To begin usurpation, an impregnated queen emerges in the spring some time after a B. polaris queen, and searches to invade her nest. After invading her colony, the B. polaris queen is killed and her workers are enslaved. The B. hyperboreus queen lays her first batch of eggs, which emerge as queens and drones and are fed and reared by the enslaved workers. B. hyperboreus evolved traits of social parasitism because it inhabits harsh cold environments and must produce small colonies during short periods when conditions are favorable. These very short periods of time, favorable for founding and reproduction, push B. hyperboreus to invade and enslave other colonies, thereby reducing the time it would take to start a colony on their own.

=== Queen behavior ===
Depending on its habitat, B. hyperboreus queens will exhibit different behavior and will produce different types of offspring. Alpine and Arctic habitats have short growing seasons (2 to 3 months), which pushes the species to produce more sexual individuals (queens and males) instead of workers. Additionally, queens found in Scandinavia have been found to actively collect nectar and pollen while those found in Arctic Canada have not been found to do so.
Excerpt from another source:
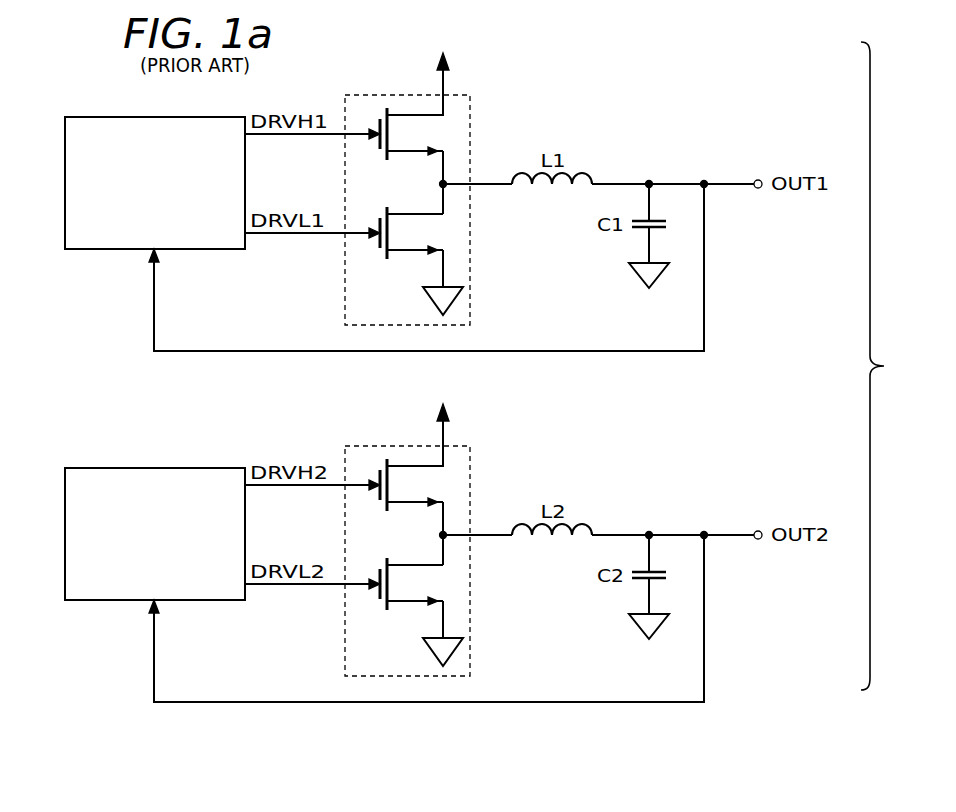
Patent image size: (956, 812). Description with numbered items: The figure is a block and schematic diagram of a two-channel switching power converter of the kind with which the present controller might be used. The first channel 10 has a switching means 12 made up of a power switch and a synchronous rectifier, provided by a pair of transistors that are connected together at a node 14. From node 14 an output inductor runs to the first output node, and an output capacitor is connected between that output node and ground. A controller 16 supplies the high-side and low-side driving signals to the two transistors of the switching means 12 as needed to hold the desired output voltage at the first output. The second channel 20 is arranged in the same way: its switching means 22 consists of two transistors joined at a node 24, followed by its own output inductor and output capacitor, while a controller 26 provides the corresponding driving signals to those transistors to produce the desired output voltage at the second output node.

The queens also invade and usurp other colonies once they emerge, and rely on the workers to help rear new queens and drones.

=== Mating behavior ===
To mate, males, otherwise known as drones, patrol circuits of scent marks to find queens. B. hyperboreus have been found to have certain compounds that mark their pheromones. These include octadecenol, 2,3-dihydro-6-transfarnesol, citronellol, and geranylcitronellol.

==Risk of predation==
There is not much information on the predators that threaten B. hyperboreus. The few predators they have include:
- Foxes
- Wheatears
- Humans

==Competition==
B. hyperboreus compete with many other species of the same subgenus for resources and habitats. The alpine species (species that mostly occupy high altitudes) that it competes with include B. alpinus and B. polaris. The non-alpine species it competes with include Bombus pratorum, B. jonellus, B. pascuorum, B. lucorum, B. lapponicus, and B. balteatus. However, it mostly encounters alpine species because they usually share the same altitude at different times of the season and thus compete for the same resources at the same time.

==Importance to humans==
Bumblebees play a vital role in propagation of certain flower species as well as production of crops for human consumption. However, due to pesticide use, urban development, and climate change, bumblebee species are being threatened. With rising temperatures and longer periods of drought, Bombus hyperboreus are experiencing loss of habitat and are declining in numbers, placing them as "Vulnerable" on the International Union for Conservation of Nature (IUCN) Red List.